Journal of Psychopathology and Behavioral Assessment 1/2014

The Cross-Temporal Associations between Rumination Subtypes and Substance Use in Adolescence: Exploring the Moderating Role of Gender

Journal of Psychopathology and Behavioral Assessment > Uitgave 1/2014
Lore Willem, Patricia Bijttebier, Laurence Claes, Janne Vanhalst, Filip Raes
Belangrijke opmerkingen
The study was supported by Grant G.0357.08 from the Fund of Scientific Research-Flanders to Patricia Bijttebier and Laurence Claes.


Several studies have linked rumination to substance use. However, only one study thus far has focused on the differential associations between the subtypes of rumination (brooding and reflection) and substance use.
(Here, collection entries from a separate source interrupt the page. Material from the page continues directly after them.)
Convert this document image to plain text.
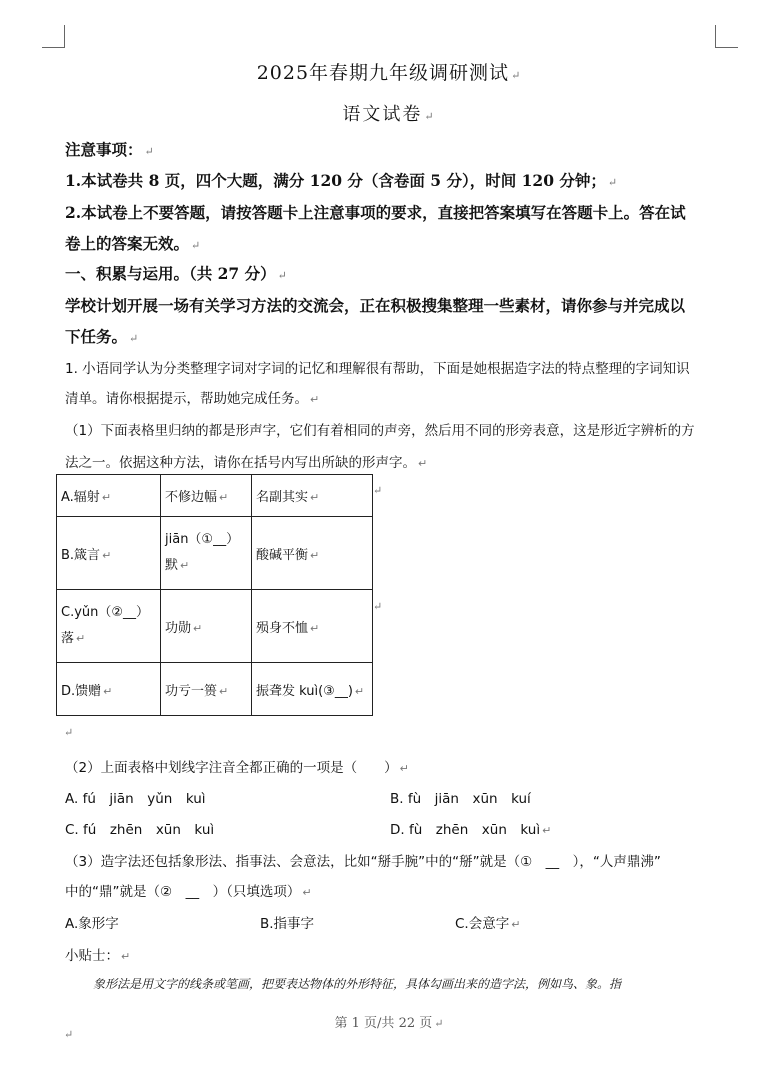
2025年春期九年级调研测试 ↵
语文试卷 ↵
注意事项： ↵
1.本试卷共 8 页，四个大题，满分 120 分（含卷面 5 分），时间 120 分钟； ↵
2.本试卷上不要答题，请按答题卡上注意事项的要求，直接把答案填写在答题卡上。答在试
卷上的答案无效。 ↵
一、积累与运用。（共 27 分） ↵
学校计划开展一场有关学习方法的交流会，正在积极搜集整理一些素材，请你参与并完成以
下任务。 ↵
1. 小语同学认为分类整理字词对字词的记忆和理解很有帮助，下面是她根据造字法的特点整理的字词知识
清单。请你根据提示，帮助她完成任务。 ↵
（1）下面表格里归纳的都是形声字，它们有着相同的声旁，然后用不同的形旁表意，这是形近字辨析的方
法之一。依据这种方法，请你在括号内写出所缺的形声字。 ↵
A.辐射 ↵	不修边幅 ↵	名副其实 ↵
B.箴言 ↵	jiān（①__）默 ↵	酸碱平衡 ↵
C.yǔn（②__）落 ↵	功勋 ↵	殒身不恤 ↵
D.馈赠 ↵	功亏一篑 ↵	振聋发 kuì(③__) ↵
↵
↵
↵
（2）上面表格中划线字注音全都正确的一项是（　　） ↵
A. fú　jiān　yǔn　kuì	B. fù　jiān　xūn　kuí
C. fú　zhēn　xūn　kuì	D. fù　zhēn　xūn　kuì ↵
（3）造字法还包括象形法、指事法、会意法，比如“掰手腕”中的“掰”就是（①　__　），“人声鼎沸”
中的“鼎”就是（②　__　）（只填选项） ↵
A.象形字	B.指事字	C.会意字 ↵
小贴士： ↵
象形法是用文字的线条或笔画，把要表达物体的外形特征，具体勾画出来的造字法，例如鸟、象。指
第 1 页/共 22 页 ↵
↵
This previous study was cross-sectional in nature, so less is known about how these variables are related across time. To address this issue, the present three-wave longitudinal study investigated the cross-temporal associations between subtypes of rumination, alcohol consumption, drug consumption and substance use problems, using cross-lagged path analyses. In addition, the study investigated whether the cross-lagged paths of interest were moderated by gender. The sample consisted of 309 adolescents (62.1 % boys) between the ages of 13 to 20 years old (M age at T1 = 16.82 years, SD = 1.32). Results indicated that substance use problems predicted increases in levels of brooding and reflection over time. These effects were moderated by gender so that substance use problems only predicted increases in levels of brooding and reflection in girls. In contrast to our expectations, higher levels of brooding predicted a decrease in alcohol consumption over time, and this effect was not moderated by gender. Cross-lagged analyses also showed that alcohol consumption predicted an increase in substance use problems. All results emerged independently of depressive symptoms. The findings of the present study add to the growing body of literature on the associations between rumination subtypes and substance use in adolescence, and highlight the importance of using longitudinal designs to address the issue of directionality.